Campbell v. CIGNA Grp. Ins., 2012 WL 2403396, at *4. The Court went on to distinguish Bicknell, supra, given the procedural posture of the case, and determined that the plaintiff had met her burden under the less stringent standard for a Motion to Dismiss by pleading facts which are "sufficient to show a plausible claims for relief," Id., citing Fowler v. UPMC Shadyside, 578 F.3d 203, 210 (3d Cir. 2009).

Here, this Court should not dismiss a complaint merely because it appears unlikely or improbable that Plaintiff can prove the facts alleged or will ultimately prevail on the merits. Based upon the allegations contained in the Amended Complaint, it appears that Plaintiff has set forth sufficient facts to make a plausible claim for recovery of the death benefits afforded under the policies at issue.
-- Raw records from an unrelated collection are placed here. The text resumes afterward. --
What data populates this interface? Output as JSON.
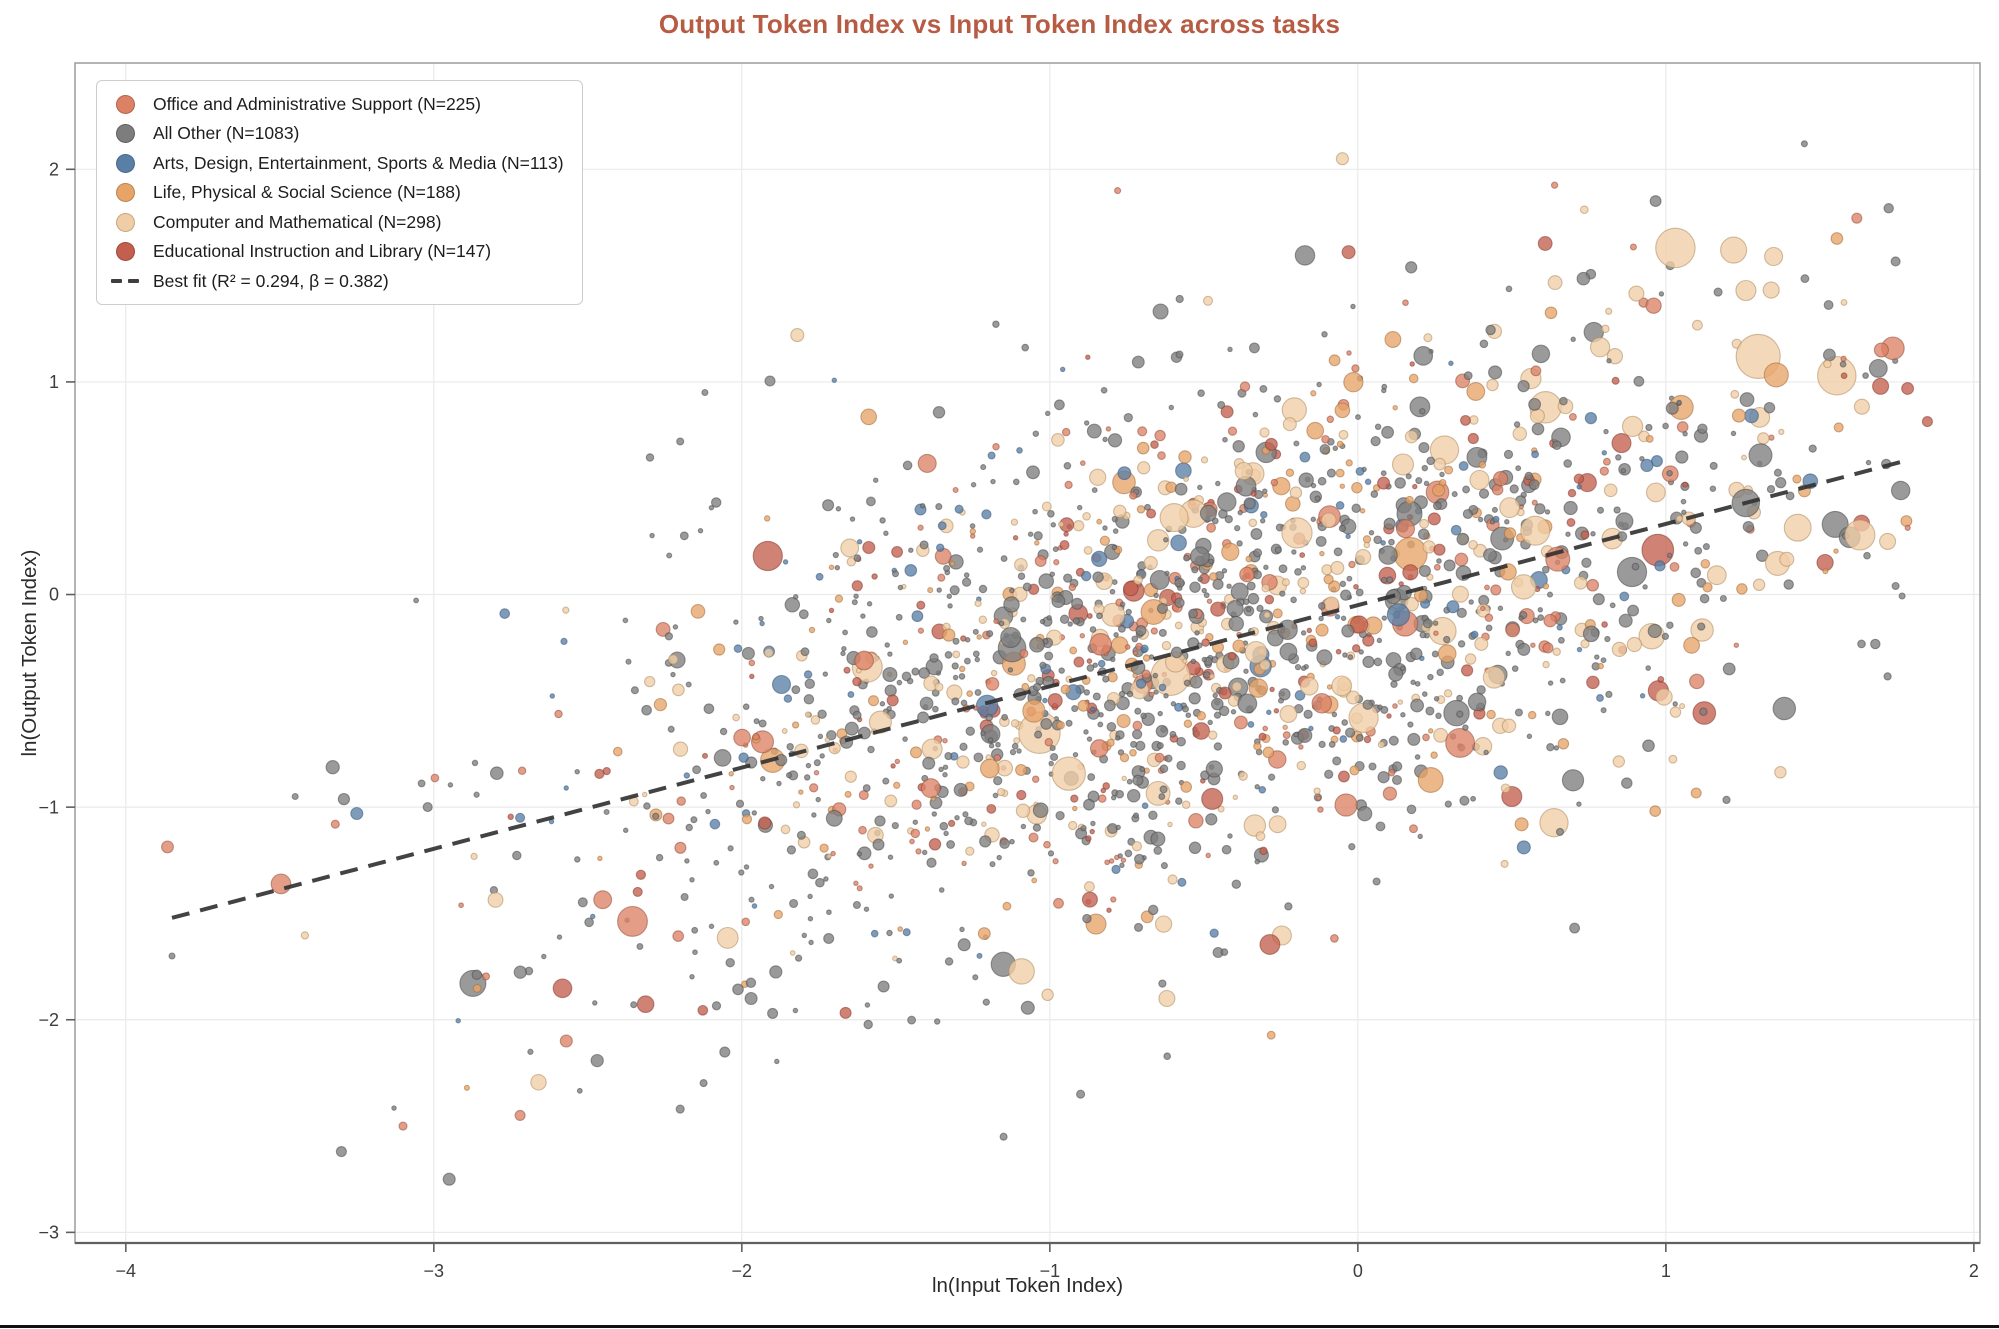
{
  "chart_data": {
    "type": "scatter",
    "title": "Output Token Index vs Input Token Index across tasks",
    "xlabel": "ln(Input Token Index)",
    "ylabel": "ln(Output Token Index)",
    "xlim": [
      -4.165,
      2.02
    ],
    "ylim": [
      -3.05,
      2.5
    ],
    "x_tick_values": [
      -4,
      -3,
      -2,
      -1,
      0,
      1,
      2
    ],
    "x_tick_labels": [
      "−4",
      "−3",
      "−2",
      "−1",
      "0",
      "1",
      "2"
    ],
    "y_tick_values": [
      -3,
      -2,
      -1,
      0,
      1,
      2
    ],
    "y_tick_labels": [
      "−3",
      "−2",
      "−1",
      "0",
      "1",
      "2"
    ],
    "grid": true,
    "legend_position": "upper left",
    "series": [
      {
        "label": "Office and Administrative Support (N=225)",
        "name": "Office and Administrative Support",
        "n": 225,
        "color": "#dd8165",
        "edge": "#8f4f3c",
        "x_shift": 0.0,
        "r_mult": 1.0
      },
      {
        "label": "All Other (N=1083)",
        "name": "All Other",
        "n": 1083,
        "color": "#7d7d7d",
        "edge": "#4a4a4a",
        "x_shift": 0.0,
        "r_mult": 0.85
      },
      {
        "label": "Arts, Design, Entertainment, Sports & Media (N=113)",
        "name": "Arts, Design, Entertainment, Sports & Media",
        "n": 113,
        "color": "#5a7fa7",
        "edge": "#3a5878",
        "x_shift": -0.05,
        "r_mult": 1.0
      },
      {
        "label": "Life, Physical & Social Science (N=188)",
        "name": "Life, Physical & Social Science",
        "n": 188,
        "color": "#e7a469",
        "edge": "#a06c38",
        "x_shift": 0.05,
        "r_mult": 1.15
      },
      {
        "label": "Computer and Mathematical (N=298)",
        "name": "Computer and Mathematical",
        "n": 298,
        "color": "#efcda7",
        "edge": "#ad8a5d",
        "x_shift": 0.3,
        "r_mult": 1.35
      },
      {
        "label": "Educational Instruction and Library (N=147)",
        "name": "Educational Instruction and Library",
        "n": 147,
        "color": "#c35f4e",
        "edge": "#833c30",
        "x_shift": 0.0,
        "r_mult": 1.05
      }
    ],
    "best_fit": {
      "label": "Best fit (R² = 0.294, β = 0.382)",
      "r2": 0.294,
      "beta": 0.382,
      "intercept": -0.05,
      "x_start": -3.85,
      "x_end": 1.78,
      "color": "#333333",
      "dash": [
        18,
        11
      ],
      "width": 4
    },
    "point_cloud": {
      "seed": 42,
      "x_mean": -0.52,
      "x_sd": 1.02,
      "x_min": -3.9,
      "x_max": 1.85,
      "resid_sd": 0.6,
      "y_min": -2.88,
      "y_max": 2.12,
      "r_log_mean": 1.25,
      "r_log_sd": 0.52,
      "r_min": 2.2,
      "r_max": 23,
      "fill_opacity": 0.78
    },
    "outliers": [
      {
        "s": 1,
        "x": 1.45,
        "y": 2.12,
        "r": 3
      },
      {
        "s": 4,
        "x": -0.05,
        "y": 2.05,
        "r": 6
      },
      {
        "s": 0,
        "x": -0.78,
        "y": 1.9,
        "r": 3
      },
      {
        "s": 0,
        "x": 1.62,
        "y": 1.77,
        "r": 5
      },
      {
        "s": 5,
        "x": -0.03,
        "y": 1.61,
        "r": 6.5
      },
      {
        "s": 4,
        "x": 1.22,
        "y": 1.62,
        "r": 13
      },
      {
        "s": 4,
        "x": 1.35,
        "y": 1.59,
        "r": 9
      },
      {
        "s": 4,
        "x": 1.3,
        "y": 1.12,
        "r": 22
      },
      {
        "s": 4,
        "x": 1.26,
        "y": 1.43,
        "r": 10
      },
      {
        "s": 4,
        "x": -1.82,
        "y": 1.22,
        "r": 6.5
      },
      {
        "s": 3,
        "x": 1.05,
        "y": 0.88,
        "r": 12
      },
      {
        "s": 1,
        "x": -2.2,
        "y": 0.72,
        "r": 3.5
      },
      {
        "s": 1,
        "x": -2.12,
        "y": 0.95,
        "r": 3
      },
      {
        "s": 1,
        "x": -1.72,
        "y": 0.42,
        "r": 5.5
      },
      {
        "s": 2,
        "x": -1.42,
        "y": 0.4,
        "r": 5.5
      },
      {
        "s": 2,
        "x": -3.25,
        "y": -1.03,
        "r": 6
      },
      {
        "s": 1,
        "x": -3.02,
        "y": -1.0,
        "r": 4.5
      },
      {
        "s": 2,
        "x": -2.72,
        "y": -1.05,
        "r": 4.5
      },
      {
        "s": 0,
        "x": -3.32,
        "y": -1.08,
        "r": 4
      },
      {
        "s": 1,
        "x": -3.45,
        "y": -0.95,
        "r": 3
      },
      {
        "s": 1,
        "x": -3.85,
        "y": -1.7,
        "r": 3
      },
      {
        "s": 0,
        "x": -2.57,
        "y": -2.1,
        "r": 6
      },
      {
        "s": 0,
        "x": -2.72,
        "y": -2.45,
        "r": 5
      },
      {
        "s": 0,
        "x": -3.1,
        "y": -2.5,
        "r": 4
      },
      {
        "s": 1,
        "x": -3.3,
        "y": -2.62,
        "r": 5
      },
      {
        "s": 1,
        "x": -2.95,
        "y": -2.75,
        "r": 6
      },
      {
        "s": 1,
        "x": -1.97,
        "y": -1.9,
        "r": 6
      },
      {
        "s": 1,
        "x": -1.9,
        "y": -1.97,
        "r": 5
      },
      {
        "s": 1,
        "x": -2.2,
        "y": -2.42,
        "r": 4
      },
      {
        "s": 5,
        "x": 0.5,
        "y": -0.95,
        "r": 10
      },
      {
        "s": 1,
        "x": 1.55,
        "y": 0.33,
        "r": 13
      },
      {
        "s": 4,
        "x": 1.63,
        "y": 0.28,
        "r": 15
      },
      {
        "s": 0,
        "x": 1.7,
        "y": 1.15,
        "r": 7
      },
      {
        "s": 4,
        "x": 1.72,
        "y": 0.25,
        "r": 8
      },
      {
        "s": 3,
        "x": -0.85,
        "y": -1.55,
        "r": 10
      },
      {
        "s": 4,
        "x": -0.62,
        "y": -1.9,
        "r": 8
      },
      {
        "s": 1,
        "x": -0.9,
        "y": -2.35,
        "r": 4
      },
      {
        "s": 1,
        "x": -1.15,
        "y": -2.55,
        "r": 3.5
      },
      {
        "s": 3,
        "x": -1.9,
        "y": -0.78,
        "r": 12
      },
      {
        "s": 4,
        "x": -1.55,
        "y": -0.6,
        "r": 11
      }
    ],
    "style": {
      "title_color": "#b75c44",
      "grid_color": "#eaeaea",
      "frame_color": "#9b9b9b",
      "axis_color": "#5f5f5f",
      "tick_label_color": "#3d3d3d",
      "label_color": "#2b2b2b",
      "legend_border": "#cdcdcd",
      "background": "#ffffff",
      "bottom_border": "#111111"
    }
  }
}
Accordingly, it is recommended that the Motion to Dismiss be denied.

D. CONCLUSION

For the foregoing reasons, it is respectfully recommended that the "Motion to Dismiss Count I of Plaintiff's Amended Complaint," ECF No. 39, filed on behalf of Defendant Life Insurance Company of North America be denied.

In accordance with the Magistrate Judges Act, 28 U.S.C. § 636(b)(1), and Local Rule 72.D.2, the parties are permitted to file written objections in accordance with the schedule established in the docket entry reflecting the filing of this Report and Recommendation. Failure to timely file objections will waive the right to appeal. Brightwell v. Lehman, 637 F.3d 187, 193 n. 7 (3d Cir. 2011). Any party opposing objections may file their response to the objections within fourteen (14) days thereafter in accordance with Local Civil Rule 72.D.2.